Since the completion of the income statement, Lionel has learned that its sales agents are requiring a 5% increase in their commission rate (to 23%) for the upcoming year. As a result, Lionel's president has decided to investigate the possibility of hiring its own sales staff in place of the network of sales agents and has asked Alan Chen, Lionel's controller, to gather information on the costs associated with this change.


Alan estimates that Lionel must hire eight salespeople to cover the current market area, at an average annual payroll cost for each employee of $80,000, including fringe benefits expense. Travel and entertainment expenses is expected to total $600,000 for the year, and the annual cost of hiring a sales manager and sales secretary will be $150,000. In addition to their salaries, the eight salespeople will each earn commissions at the rate of 10% of sales. The president believes that Lionel also should increase its advertising budget by $500,000 if the eight salespeople are hired.

5. Determine Lionel's breakeven point in sales dollars for the fiscal year ending June 30, 2019, if the company hires its own sales force and increases its advertising costs. Prove this by constructing a contribution income statement.

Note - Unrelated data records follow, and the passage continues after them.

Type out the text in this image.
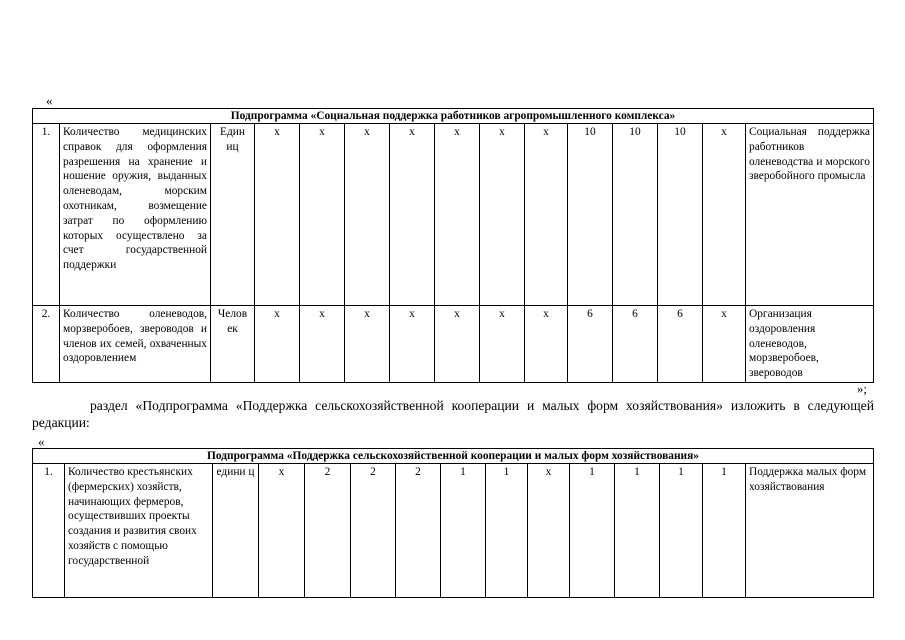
«
Подпрограмма «Социальная поддержка работников агропромышленного комплекса»														
1.	Количество медицинских справок для оформления разрешения на хранение и ношение оружия, выданных оленеводам, морским охотникам, возмещение затрат по оформлению которых осуществлено за счет государственной поддержки	Един иц	х	х	х	х	х	х	х	10	10	10	х	Социальная поддержка работников оленеводства и морского зверобойного промысла
2.	Количество оленеводов, морзверобоев, звероводов и членов их семей, охваченных оздоровлением	Челов ек	х	х	х	х	х	х	х	6	6	6	х	Организация оздоровления оленеводов, морзверобоев, звероводов
»;
раздел «Подпрограмма «Поддержка сельскохозяйственной кооперации и малых форм хозяйствования» изложить в следующей редакции:
«
Подпрограмма «Поддержка сельскохозяйственной кооперации и малых форм хозяйствования»
1.	Количество крестьянских (фермерских) хозяйств, начинающих фермеров, осуществивших проекты создания и развития своих хозяйств с помощью государственной	едини ц	х	2	2	2	1	1	х	1	1	1	1	Поддержка малых форм хозяйствования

6.     If Lionel continues to sell through its network of sales agents and pays the higher commission rate, determine the estimated volume in sales dollars that would be required to generate the operating profit as projected in the budgeted income statement.


7.          Describe the general assumptions underlying breakeven analysis that may limit its usefulness.


8.          What is the indifference point in sales for the firm to either accept the agents' demand or adopt the proposed change? Which plan is better for the firm? Why?


9.          What are the ethical issues, if any, that Alan should consider?